Il locale è stato indicato dagli investigatori come centro nevralgico dell’attività di spaccio di sostanze stupefacenti avviata da un’associazione che faceva capo ad un famiglia di albanesi, nonché frutto dei guadagni illeciti degli affiliati. I difensori dei due indagati, gli avvocati Antonino Cerella e Marisa Berarducci, hanno dimostrato producendo anche una copiosa documentazione, che l’attività del bar e delle società che fanno capo a Ronzullo erano del tutto lecite. Dissequestrati autovetture e quote societarie.
L’inchiesta sullo spaccio di droga nel Vastese condotta da carabinieri e finanza ha portato oltre al sequestro cautelare del bar Evelin di San Salvo, anche alla confisca di 4 immobili, 5 società e 19 auto per un valore di 1,2 milioni di euro. Ma i legali dei proprietari del bar e di alcune società, gli avvocati Marisa Berarducci e Antonello Cerella, hanno contestato i provvedimenti allegando al ricorso una nutrita documentazione che avrebbe provato l'infondatezza dell'accusa.
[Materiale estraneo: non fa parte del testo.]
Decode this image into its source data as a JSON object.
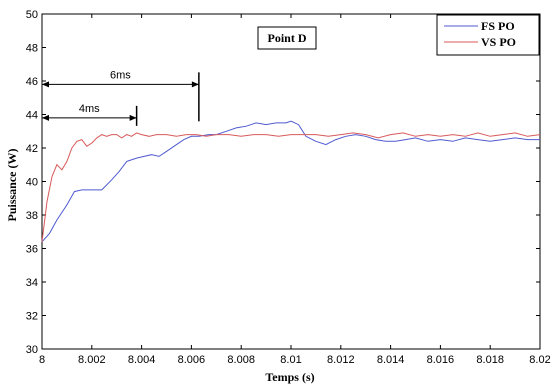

Il patrimonio sequestrato ha un valore equivalente al profitto illecito stimato in almeno 1,2 milioni. «Ma non è mai stato profitto illecito», ribattono gli avvocati Berarducci e Cerella. «Il bar Evelin appartiene ai genitori di Denis. I movimenti di denaro sono legali e riscontrabili con la tracciabilità. Non si tratta quindi di beni provento di spaccio ed è giusto che siano stati restituiti ai proprietari». (p.c.)